On March 28, 2014, the Ninth Circuit strengthened its Federal Aviation Act (the “Act”) preemption jurisprudence, holding that state law claims for retaliation and constructive termination are preempted under the Act when they require “the fact finder to intrude upon the federally occupied field of aviation safety[.]” Ventress v. Japan Airlines, No. 12-15066 (9th Cir. 2014). Ventress thus provides another useful tool for airlines defending state-law tort claims that touch upon aviation safety.
Pro se plaintiff Martin Ventress, a former flight engineer, brought statutory and common law retaliation and constructive discharge claims against defendant Japan Airlines (JAL) after Japanese psychiatrists deemed him “medically disqualified” to fly. Ventress alleged that JAL retaliated against him for reporting safety concerns, and constructively terminated him for reasons related to his medical and mental fitness.1 Specifically, he alleged that JAL subjected him to unnecessary psychiatric evaluations and prevented him from working after he raised safety concerns regarding a specific pilot’s medical fitness to operate an aircraft during a June 2001 flight. One of JAL’s defenses to Ventress’s claims was that JAL had a legitimate business reason for suspending Ventress’s ability to fly: Ventress was medically disqualified under applicable regulations.
The district court held that the Act preempted Ventress’s state law claims because ruling on the claims would necessarily require the finder of fact to consider whether or not Ventress was medically fit to carry out his duties as flight engineer. Specifically, the district court held that “[d]etermining whether Ventress was medically qualified to work as a flight engineer would intrude in the area of airmen medical standards, which Congress intended to occupy exclusively.” After his motion for reconsideration was denied by the district court, Ventress appealed.
NINTH CIRCUIT’S PREEMPTION ANALYSIS
After repeating the oft-noted principles that the Act does not contain an express preemption clause and that any preemption under the Act must be implied in the form of conflict or field preemption, the opinion focused on field preemption, which “can be inferred either where there is a regulatory framework so pervasive . . . that Congress left no room for the States to supplement it  or where the federal interest is so dominant that the federal system will be assumed to preclude enforcement of state laws on the same subject.”
The court then looked back on its key aviation preemption decisions, starting with Montalvo v. Spirit Airlines, 508 F.3d 464 (9th Cir. 2007). In Montalvo, the court held that claims based on an airline crew’s failure to warn about travel-related deep vein thrombosis were preempted by the Act because the Act and the Federal Aviation Regulations (FARs) demonstrated that Congress “clearly indicated its intent to be the sole regulator” of aviation safety. The court then considered Martin v. Midwest Express Holdings, Inc., 555 F.3d 806 (9th Cir. 2009), which “circumscribed the preemptive effect” of the Act, holding that state law tort claims involving airplane stairs were not preempted by federal law because they were not subject to “pervasive regulation or other grounds for preemption.”

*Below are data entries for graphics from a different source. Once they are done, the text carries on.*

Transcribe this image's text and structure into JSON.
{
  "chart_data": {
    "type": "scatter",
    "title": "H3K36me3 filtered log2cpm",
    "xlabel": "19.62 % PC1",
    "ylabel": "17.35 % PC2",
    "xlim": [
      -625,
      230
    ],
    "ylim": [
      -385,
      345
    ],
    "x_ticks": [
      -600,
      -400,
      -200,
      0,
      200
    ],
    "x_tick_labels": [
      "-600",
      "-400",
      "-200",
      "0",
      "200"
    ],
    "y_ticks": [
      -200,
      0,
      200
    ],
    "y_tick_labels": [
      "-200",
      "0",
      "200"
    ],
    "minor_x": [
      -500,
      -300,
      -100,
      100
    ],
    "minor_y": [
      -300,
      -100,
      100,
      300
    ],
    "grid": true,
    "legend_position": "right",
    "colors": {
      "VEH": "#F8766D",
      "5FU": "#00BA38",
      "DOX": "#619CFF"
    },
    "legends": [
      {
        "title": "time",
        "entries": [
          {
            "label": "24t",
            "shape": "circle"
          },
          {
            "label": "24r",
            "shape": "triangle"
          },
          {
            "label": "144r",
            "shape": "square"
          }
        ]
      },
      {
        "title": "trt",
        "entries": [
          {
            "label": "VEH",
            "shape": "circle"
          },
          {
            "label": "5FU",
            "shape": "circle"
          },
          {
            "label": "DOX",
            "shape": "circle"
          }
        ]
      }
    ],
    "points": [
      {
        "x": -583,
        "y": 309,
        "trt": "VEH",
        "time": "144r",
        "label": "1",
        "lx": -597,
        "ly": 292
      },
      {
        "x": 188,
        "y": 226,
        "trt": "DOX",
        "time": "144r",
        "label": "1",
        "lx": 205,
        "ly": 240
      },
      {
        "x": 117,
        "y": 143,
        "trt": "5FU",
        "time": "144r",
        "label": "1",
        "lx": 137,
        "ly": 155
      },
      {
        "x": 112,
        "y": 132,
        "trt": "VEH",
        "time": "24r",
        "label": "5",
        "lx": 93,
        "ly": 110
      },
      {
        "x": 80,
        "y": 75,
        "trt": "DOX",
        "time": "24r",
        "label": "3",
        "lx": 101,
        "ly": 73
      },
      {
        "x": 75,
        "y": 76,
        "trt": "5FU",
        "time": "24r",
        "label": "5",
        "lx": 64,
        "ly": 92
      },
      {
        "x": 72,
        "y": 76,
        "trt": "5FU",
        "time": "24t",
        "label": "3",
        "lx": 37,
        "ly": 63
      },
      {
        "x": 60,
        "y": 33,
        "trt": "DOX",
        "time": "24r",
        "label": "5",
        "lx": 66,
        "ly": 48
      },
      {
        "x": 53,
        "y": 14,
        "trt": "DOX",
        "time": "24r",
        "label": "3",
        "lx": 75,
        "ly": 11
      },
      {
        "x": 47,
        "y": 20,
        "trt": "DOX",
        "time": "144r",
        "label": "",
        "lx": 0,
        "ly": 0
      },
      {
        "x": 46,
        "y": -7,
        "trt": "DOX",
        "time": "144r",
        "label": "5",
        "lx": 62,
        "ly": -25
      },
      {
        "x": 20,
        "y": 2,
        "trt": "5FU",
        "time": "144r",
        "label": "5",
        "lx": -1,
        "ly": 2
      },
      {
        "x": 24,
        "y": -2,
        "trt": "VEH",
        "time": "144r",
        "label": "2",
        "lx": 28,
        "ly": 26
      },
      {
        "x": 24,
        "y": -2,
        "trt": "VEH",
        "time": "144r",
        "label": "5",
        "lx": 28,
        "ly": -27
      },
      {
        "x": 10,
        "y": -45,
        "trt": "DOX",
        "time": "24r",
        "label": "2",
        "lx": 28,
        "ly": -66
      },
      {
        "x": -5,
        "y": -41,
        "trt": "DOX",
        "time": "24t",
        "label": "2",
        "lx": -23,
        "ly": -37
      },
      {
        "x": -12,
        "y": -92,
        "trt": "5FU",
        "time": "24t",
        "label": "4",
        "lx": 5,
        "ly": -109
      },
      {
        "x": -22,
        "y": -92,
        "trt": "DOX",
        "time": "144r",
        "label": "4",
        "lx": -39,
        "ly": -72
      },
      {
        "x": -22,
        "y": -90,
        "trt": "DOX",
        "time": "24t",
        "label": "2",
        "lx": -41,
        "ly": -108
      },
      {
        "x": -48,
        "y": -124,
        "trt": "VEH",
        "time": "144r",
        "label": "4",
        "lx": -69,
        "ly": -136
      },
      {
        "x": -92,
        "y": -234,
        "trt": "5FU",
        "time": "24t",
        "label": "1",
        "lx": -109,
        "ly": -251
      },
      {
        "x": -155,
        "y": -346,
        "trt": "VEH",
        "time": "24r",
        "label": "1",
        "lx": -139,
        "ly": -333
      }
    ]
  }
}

With this background, the court undertook a review of the applicable FARs, which it held “confirm that pilot qualifications and medical standards for airmen, unlike aircraft stairs, are pervasively regulated.” The court noted that the Act specifically authorizes the FAA to issue airmen certificates, which can be granted or denied based on whether applicants “meet certain medical standards.” The FARs extensively govern medical standards for mental, neurological, and general medical conditions. See 14 C.F.R. § 67.101-67.113; 67.201-67.313.
“In light of this statutory and regulatory backdrop,” and guided by Montalvo and Martin, the court “conclude[d] that the [Act] and accompanying FARs preempt Ventress’s retaliation and constructive termination claims” for two reasons: (1) “the pervasiveness of federal safety regulations for pilots,” and (2) “the congressional goal of a uniform system of aviation safety.” The court noted that Ventress’s claims were merely “backdoor challenges to JAL’s safety-related decisions” regarding pilot “physical and mental fitness to operate civil aircraft.” This “inquiry into medical fitness . . . intrudes upon the federally occupied field of pilot safety and qualifications that Congress has reserved for the [FAA] and impermissibly subjects federal law to ‘supplementation by, [and] variation among, state laws.’” (Citations omitted.)
The court was careful to limit its holding, however, noting that it did not “suggest that the [Act] preempts all retaliation and constructive termination claims brought under California law.” It recognized that “Congress has not occupied the field of employment law in the aviation context and that the [Act] does not confer upon the [FAA] the exclusive power to regulate all employment matters involving airmen.” Instead, the court concluded that the Act “preempts state law claims that encroach upon, supplement, or alter the federally occupied field of aviation safety[.]”2
The Ventress III decision—consistent with the Ninth Circuit’s decision in Montalvo—correctly affirms years of preemption jurisprudence holding that state law claims that intrude upon the federally regulated area of aviation safety will be preempted. This well-reasoned approach furthers Congress’ goal of creating a uniform system of aviation safety, and provides airlines with another tool in their kit to combat state law claims, employment and otherwise.